Un déploiement commercial stratégique en Normandie
L'entreprise transforme les batteries usagées de véhicules électriques en conteneurs de stockage stationnaire sécurisés pour les industriels et le secteur du BTP, offrant une alternative écologique et économique face à la hausse des coûts de l'énergie. Ce virage industriel répond à une demande croissante des entreprises locales et des acteurs du BTP pour l'autoconsommation électrique, notamment via des installations photovoltaïques, tout en réduisant l'empreinte carbone du secteur.

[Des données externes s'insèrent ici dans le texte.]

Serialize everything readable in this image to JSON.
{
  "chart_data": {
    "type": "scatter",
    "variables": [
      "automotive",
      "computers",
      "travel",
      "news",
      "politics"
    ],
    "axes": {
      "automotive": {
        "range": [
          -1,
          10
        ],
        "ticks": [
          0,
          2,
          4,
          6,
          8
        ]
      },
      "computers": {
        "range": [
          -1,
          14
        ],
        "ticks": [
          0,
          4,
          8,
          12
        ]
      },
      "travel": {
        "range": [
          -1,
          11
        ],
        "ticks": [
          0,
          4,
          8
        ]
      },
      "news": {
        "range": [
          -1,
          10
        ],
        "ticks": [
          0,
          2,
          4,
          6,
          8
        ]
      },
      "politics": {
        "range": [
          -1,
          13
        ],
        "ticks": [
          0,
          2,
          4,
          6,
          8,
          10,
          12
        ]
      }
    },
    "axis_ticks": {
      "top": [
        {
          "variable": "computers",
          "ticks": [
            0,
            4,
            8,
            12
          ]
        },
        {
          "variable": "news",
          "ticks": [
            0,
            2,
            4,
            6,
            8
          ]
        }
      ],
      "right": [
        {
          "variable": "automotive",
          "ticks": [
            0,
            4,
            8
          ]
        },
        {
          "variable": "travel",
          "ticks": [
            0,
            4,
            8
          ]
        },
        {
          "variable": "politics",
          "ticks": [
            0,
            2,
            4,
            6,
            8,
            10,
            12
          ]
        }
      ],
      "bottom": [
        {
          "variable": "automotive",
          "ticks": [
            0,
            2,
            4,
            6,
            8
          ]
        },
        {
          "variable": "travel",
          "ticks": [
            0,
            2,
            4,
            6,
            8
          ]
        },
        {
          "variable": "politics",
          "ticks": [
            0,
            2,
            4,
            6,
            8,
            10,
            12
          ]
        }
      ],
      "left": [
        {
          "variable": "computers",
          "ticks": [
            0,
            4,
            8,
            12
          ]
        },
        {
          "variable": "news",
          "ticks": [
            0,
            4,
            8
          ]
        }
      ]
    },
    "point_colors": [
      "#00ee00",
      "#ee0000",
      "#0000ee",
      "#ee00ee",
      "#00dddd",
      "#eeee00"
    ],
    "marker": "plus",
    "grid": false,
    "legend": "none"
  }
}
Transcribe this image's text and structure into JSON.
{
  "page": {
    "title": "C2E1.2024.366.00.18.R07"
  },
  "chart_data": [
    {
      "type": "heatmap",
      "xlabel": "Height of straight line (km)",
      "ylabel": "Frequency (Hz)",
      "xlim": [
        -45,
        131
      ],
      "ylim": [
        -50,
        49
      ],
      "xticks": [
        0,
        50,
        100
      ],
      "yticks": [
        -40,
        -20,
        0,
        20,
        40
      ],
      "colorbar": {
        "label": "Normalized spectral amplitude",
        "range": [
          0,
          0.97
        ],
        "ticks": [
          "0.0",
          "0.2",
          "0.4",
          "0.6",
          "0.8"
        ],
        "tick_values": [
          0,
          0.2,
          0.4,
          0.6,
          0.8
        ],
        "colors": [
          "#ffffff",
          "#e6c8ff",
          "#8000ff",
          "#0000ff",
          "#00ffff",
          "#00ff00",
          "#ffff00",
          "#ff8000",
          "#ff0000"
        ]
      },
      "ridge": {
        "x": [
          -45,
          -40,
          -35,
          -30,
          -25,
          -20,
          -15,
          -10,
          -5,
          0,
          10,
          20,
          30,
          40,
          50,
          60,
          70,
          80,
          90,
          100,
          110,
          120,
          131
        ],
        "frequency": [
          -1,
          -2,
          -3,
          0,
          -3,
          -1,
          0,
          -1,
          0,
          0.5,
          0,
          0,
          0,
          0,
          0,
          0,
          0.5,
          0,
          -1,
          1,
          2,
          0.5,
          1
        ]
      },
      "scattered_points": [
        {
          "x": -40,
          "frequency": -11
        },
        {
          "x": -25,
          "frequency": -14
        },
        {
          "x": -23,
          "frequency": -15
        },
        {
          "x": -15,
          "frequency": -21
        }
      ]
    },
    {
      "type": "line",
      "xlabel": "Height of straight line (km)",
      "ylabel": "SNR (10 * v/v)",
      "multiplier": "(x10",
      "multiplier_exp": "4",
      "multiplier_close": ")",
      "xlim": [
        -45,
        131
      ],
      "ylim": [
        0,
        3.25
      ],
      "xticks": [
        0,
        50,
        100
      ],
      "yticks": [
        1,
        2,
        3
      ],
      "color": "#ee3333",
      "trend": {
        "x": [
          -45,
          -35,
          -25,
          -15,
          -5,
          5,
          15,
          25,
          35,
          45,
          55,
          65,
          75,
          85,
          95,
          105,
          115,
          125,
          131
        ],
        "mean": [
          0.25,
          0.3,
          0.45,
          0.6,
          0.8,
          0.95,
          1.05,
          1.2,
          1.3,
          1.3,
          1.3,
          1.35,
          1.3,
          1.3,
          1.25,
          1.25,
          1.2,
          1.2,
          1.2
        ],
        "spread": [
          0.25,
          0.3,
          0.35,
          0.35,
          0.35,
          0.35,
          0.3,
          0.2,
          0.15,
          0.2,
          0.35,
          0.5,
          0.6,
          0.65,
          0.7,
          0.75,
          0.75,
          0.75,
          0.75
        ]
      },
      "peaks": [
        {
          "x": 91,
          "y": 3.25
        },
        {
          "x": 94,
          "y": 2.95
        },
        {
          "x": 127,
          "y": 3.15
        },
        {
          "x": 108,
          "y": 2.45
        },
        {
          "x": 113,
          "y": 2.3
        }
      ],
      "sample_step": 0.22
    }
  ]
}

Une innovation technique sécurisée et locale
La force de l'entreprise repose sur le réemploi intégral des batteries de Renault Zoé, y compris leur calculateur d'origine, préservant ainsi toutes les garanties de sécurité du constructeur. Grâce à un partenariat exclusif avec la marque au losange et une fabrication régionale, la start-up valorise le savoir-faire normand. Les circuits électroniques complémentaires sont notamment assemblés à Val-de-Reuil.
«On suit le marché du stockage», assure Mickaël Delamotte. Le chef d'entreprise poursuit : «Aujourd'hui, on arrive à 430 – 440 euros du kilowattheure en prix client, là où des particuliers sont plutôt autour de 700 – 750 euros du kilowattheure. Et on travaille à baisser encore ce coût, notamment pour les industriels, sachant que, bien sûr, plus l'installation est importante plus le coût au kilowattheure diminue.»